De Ridder kritisiert zudem das Überangebot zu süßer, zu salziger und zu fetter Nahrungsmittel in Supermärkten und an Automaten. Die Debatte in Deutschland über die Platzierung von Süßigkeiten an den Kassen der Supermärkte, an denen man - den süßen Reiz vor Augen - oft mehrere Minuten steht, ist nach Meinung von Dr. Özgür Albayrak von der Universität Duisburg-Essen (UDE) zumindest ein Anfang.
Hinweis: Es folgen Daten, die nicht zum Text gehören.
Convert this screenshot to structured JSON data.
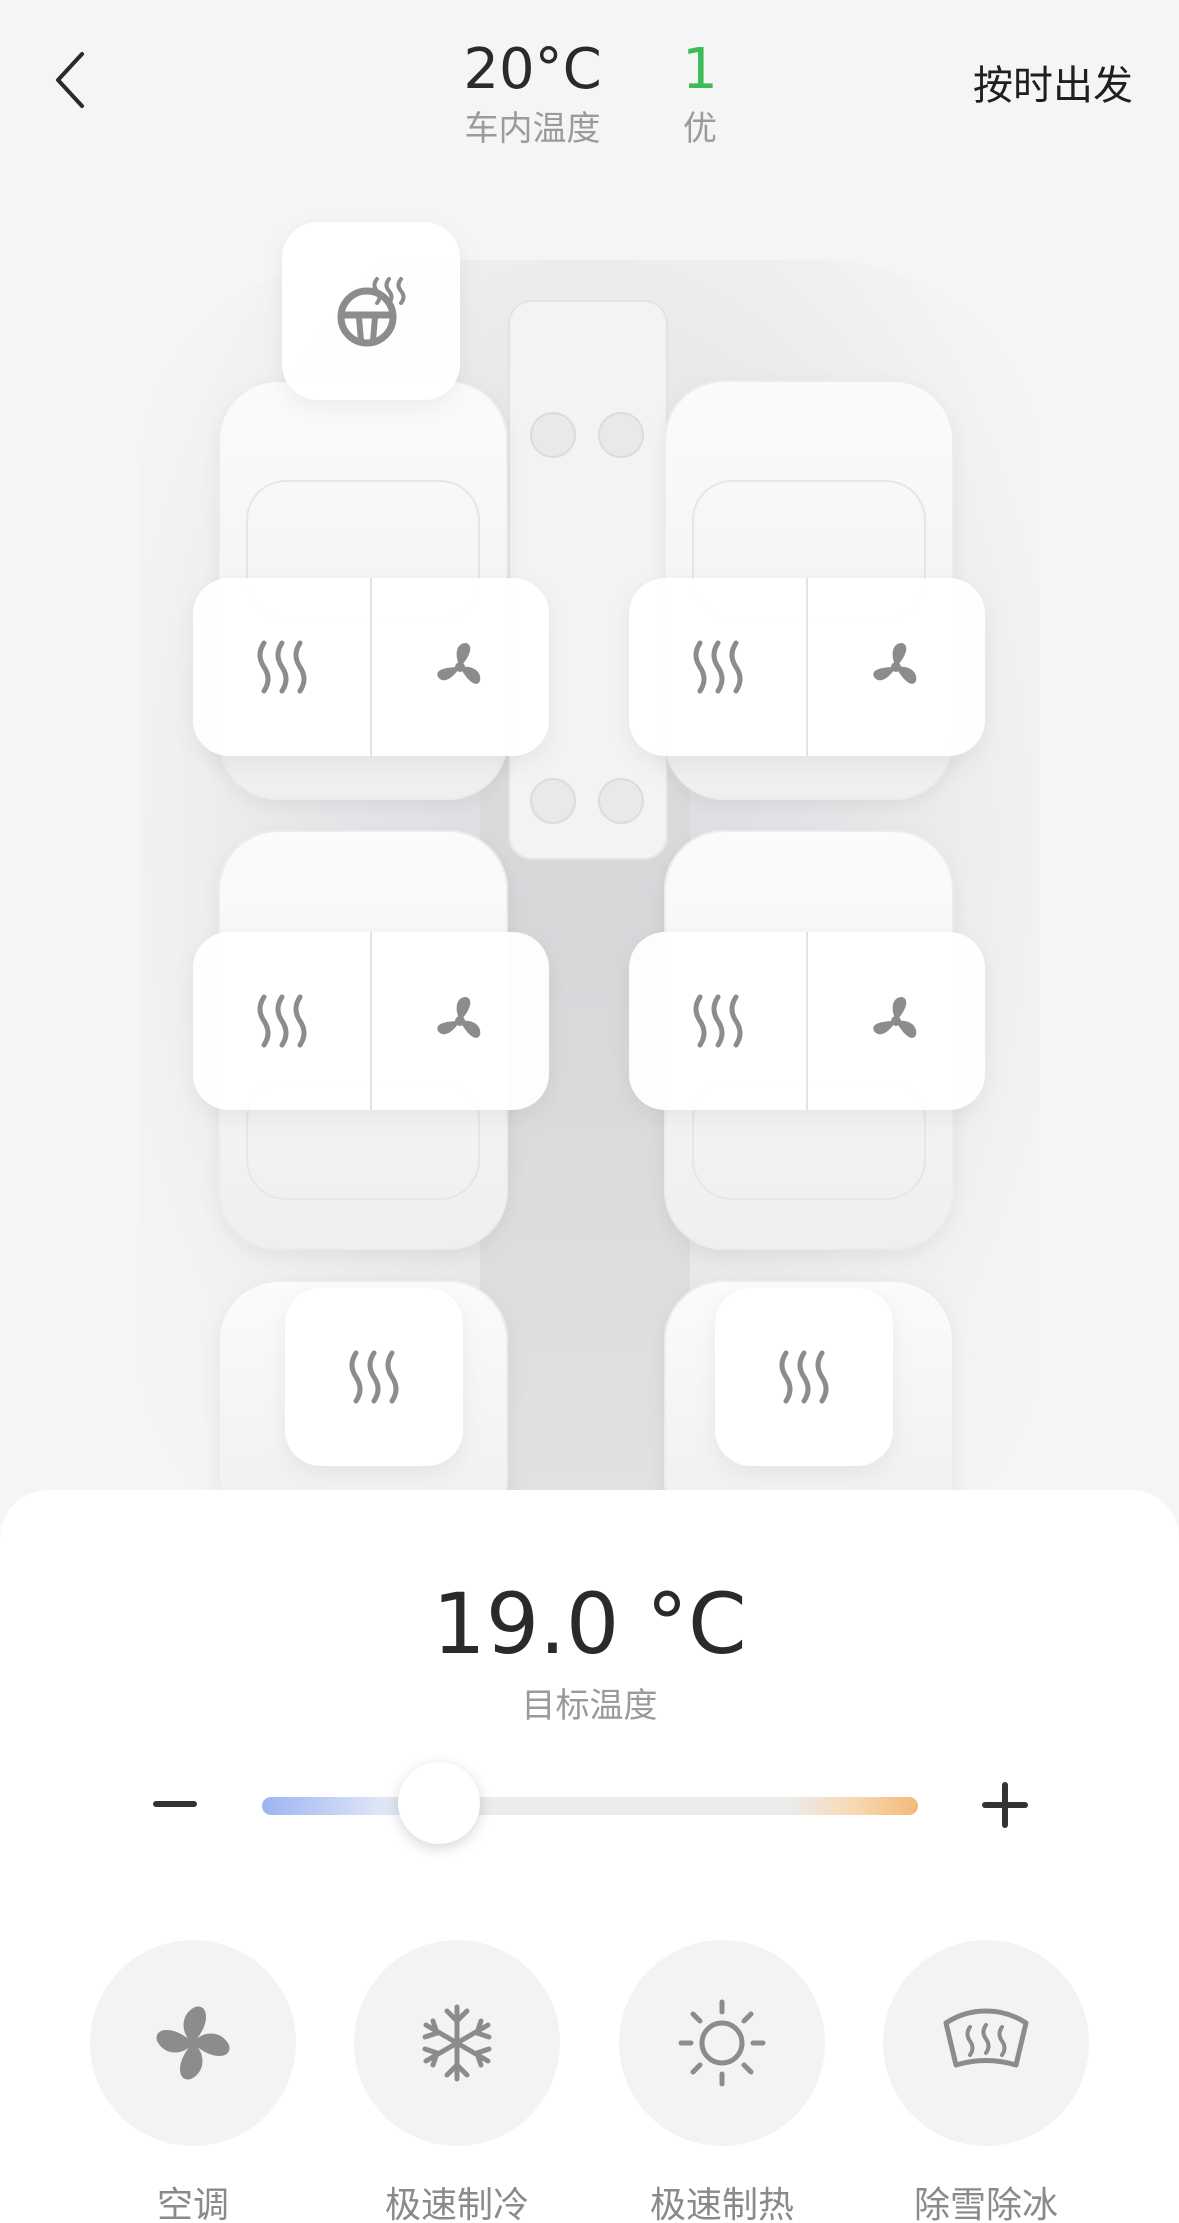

Aggressive Werbung für angeblich gesunde Snacks für Kinder gehört für ihn ebenfalls auf den Prüfstand. »Wer Süßes erfolgreich bewerben kann, könnte das auch mit Gurken«, sagt er und befürwortet ideenreiche Werbung für einen gesunden Lebensstil.
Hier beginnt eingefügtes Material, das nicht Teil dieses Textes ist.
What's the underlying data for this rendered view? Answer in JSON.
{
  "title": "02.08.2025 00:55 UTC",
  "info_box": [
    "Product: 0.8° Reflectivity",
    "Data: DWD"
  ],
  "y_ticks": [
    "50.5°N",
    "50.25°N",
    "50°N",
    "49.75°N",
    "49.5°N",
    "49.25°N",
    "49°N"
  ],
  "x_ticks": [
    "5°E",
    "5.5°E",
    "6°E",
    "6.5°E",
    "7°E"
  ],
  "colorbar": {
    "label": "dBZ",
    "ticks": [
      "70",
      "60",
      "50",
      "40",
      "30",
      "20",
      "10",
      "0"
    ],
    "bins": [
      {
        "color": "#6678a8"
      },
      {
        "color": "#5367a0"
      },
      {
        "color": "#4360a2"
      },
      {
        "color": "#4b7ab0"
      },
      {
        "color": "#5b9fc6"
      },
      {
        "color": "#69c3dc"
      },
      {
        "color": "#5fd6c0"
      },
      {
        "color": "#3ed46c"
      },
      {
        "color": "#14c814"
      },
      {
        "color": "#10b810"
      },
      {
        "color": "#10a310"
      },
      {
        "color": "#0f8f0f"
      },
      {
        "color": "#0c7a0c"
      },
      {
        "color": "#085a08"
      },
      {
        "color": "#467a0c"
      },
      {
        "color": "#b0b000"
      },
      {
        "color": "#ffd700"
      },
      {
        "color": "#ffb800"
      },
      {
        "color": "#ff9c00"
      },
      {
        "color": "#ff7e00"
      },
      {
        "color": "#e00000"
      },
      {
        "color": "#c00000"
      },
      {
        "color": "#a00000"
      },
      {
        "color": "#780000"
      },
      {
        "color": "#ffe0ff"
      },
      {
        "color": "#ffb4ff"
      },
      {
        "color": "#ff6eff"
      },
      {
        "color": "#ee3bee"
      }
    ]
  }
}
Eine kleine Zahl tatsächlich Esssüchtiger werde es auch dann noch geben, erwartet Albayrak angesichts jüngster Forschungsergebnisse an der UDE, wonach psychologische Faktoren, die die Nahrungsaufnahme steuern, maßgeblich dafür verantwortlich sind, wenn das Essen zur Sucht wird. Eine Studie mit psychiatrischen Patienten, von denen eine Gruppe bereits an Ess-Sucht litt, eine andere nur auffälliges Essverhalten zeigte, deute auf Zusammenhänge zwischen Essverhalten auf der einen und Depression oder starkem Stress auf der anderen Seite hin. Um Patienten jedoch gezielter helfen zu können, bedürfe es weiterer wissenschaftlicher Feldforschung.